Posted: Aug 04, 2020 8:32 am
by Cito di Pense
Because the atoms in molecules exert forces on each other; when the configuration changes, the forces change. Don't get lost in terminology. Stick to the basics, if that's all you can understand. You can even consider that work and energy are not really different in some philosophical way. Energy converts to work (speeding up of a car, but the work is the expansion of the gases in the cylinder on ignition). This is merely fundamental thermodynamics, and you should try to understand that before you tackle biochemistry and biophysics.

Jbags wrote:none of the explanations I have found online seem to answer this problem sufficiently (or in a way that I can understand)

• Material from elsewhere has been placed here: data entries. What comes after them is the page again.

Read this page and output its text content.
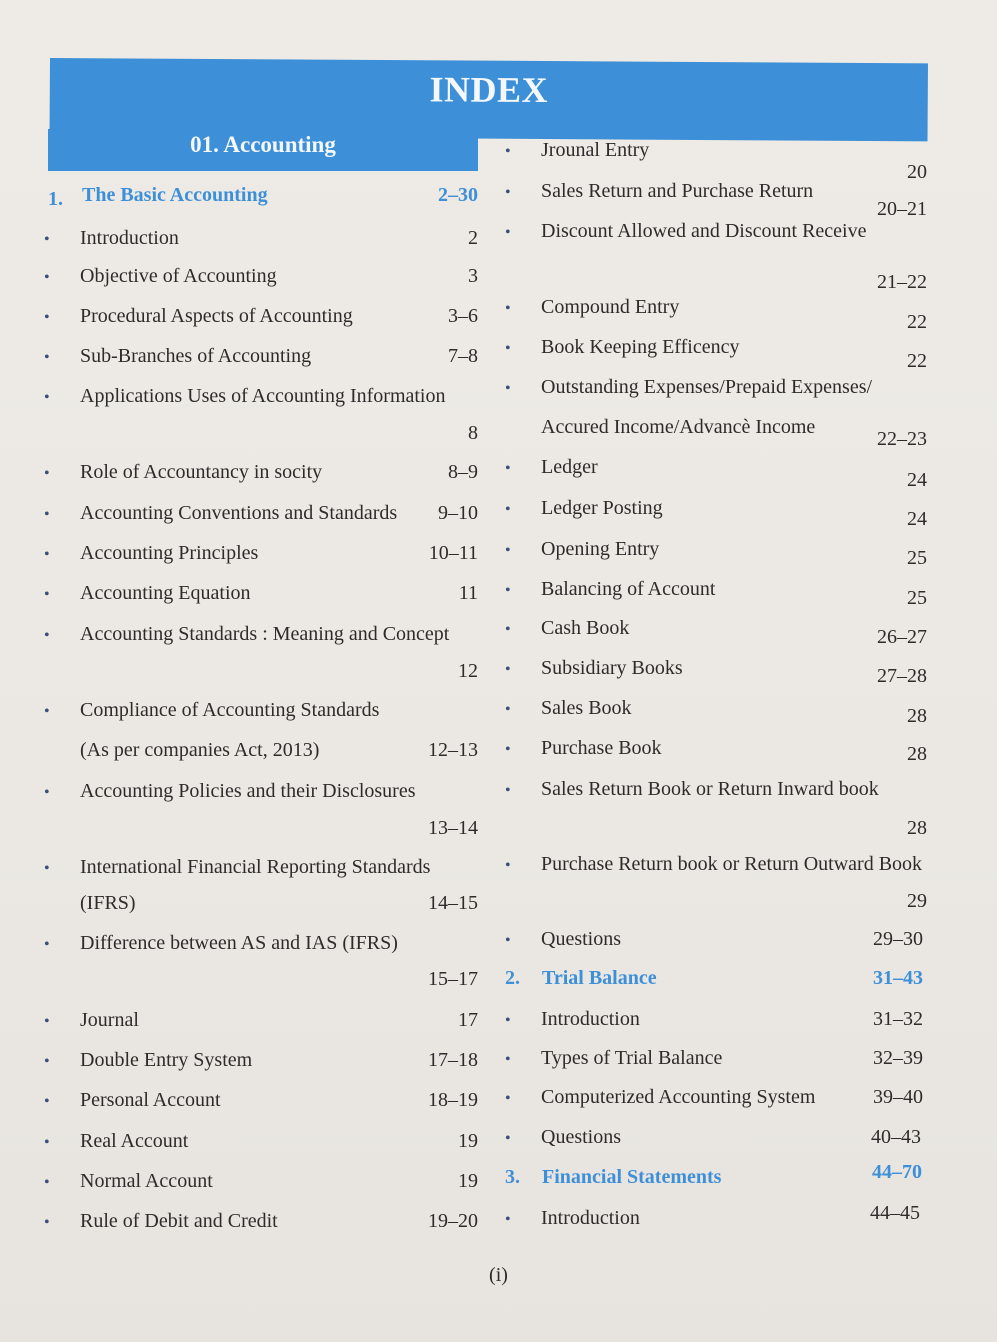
INDEX
01. Accounting
1. The Basic Accounting	2–30
• Introduction	2
• Objective of Accounting	3
• Procedural Aspects of Accounting	3–6
• Sub-Branches of Accounting	7–8
• Applications Uses of Accounting Information
8
• Role of Accountancy in socity	8–9
• Accounting Conventions and Standards 9–10
• Accounting Principles	10–11
• Accounting Equation	11
• Accounting Standards : Meaning and Concept
12
• Compliance of Accounting Standards
(As per companies Act, 2013)	12–13
• Accounting Policies and their Disclosures
13–14
• International Financial Reporting Standards
(IFRS)	14–15
• Difference between AS and IAS (IFRS)
15–17
• Journal	17
• Double Entry System	17–18
• Personal Account	18–19
• Real Account	19
• Normal Account	19
• Rule of Debit and Credit	19–20
• Jrounal Entry
20
• Sales Return and Purchase Return
20–21
• Discount Allowed and Discount Receive
21–22
• Compound Entry
22
• Book Keeping Efficency
22
• Outstanding Expenses/Prepaid Expenses/
Accured Income/Advancè Income
22–23
• Ledger
24
• Ledger Posting	24
• Opening Entry	25
• Balancing of Account	25
• Cash Book	26–27
• Subsidiary Books	27–28
• Sales Book	28
• Purchase Book	28
• Sales Return Book or Return Inward book
28
• Purchase Return book or Return Outward Book
29
• Questions	29–30
2. Trial Balance	31–43
• Introduction	31–32
• Types of Trial Balance	32–39
• Computerized Accounting System	39–40
• Questions	40–43
3. Financial Statements	44–70
• Introduction	44–45
(i)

"Suffiiciently" is a bit subjective. How long are you willing to study and how do you plan to test your knowledge (or anyone else's that you come across)? You haven't said how you could be satisfied by any answers you receive. This is elementary for anyone who's studied second-year physical chemistry, which is not the endpoint of a chem degree. Nobody can just pour this knowledge into your head. What I've found about a lot of wikipedia articles is that they can stimulate your curiostity, but cannot even begin to satisfy it in the article that starts it off. A wikipedia article is not the beginning of any account, not with stuff like this.

Jbags wrote:
The section on 'crossbridge cycling' on this wikipedia page seems to be relevant, but crucially in this sentence "The myosin head then releases the inorganic phosphate and initiates a power stroke, which generates a force of 2 pN", why is the power stroke initiated? Why is a directional force generated?


That's specialist biophysics. You should expect to study awhile before you "understand" it. At some point, even before this, the wikipedia loses its capacity to educate the novice. Don't rely on it for deep insight when it goes this far. "Power stroke" is metaphorical in the account of myosin function - the term comes from the design of heat engines. Why is directional force generated? If it wasn't, it wouidn't work, would it? It's the underlying structure that leads to the direction. Why ask why?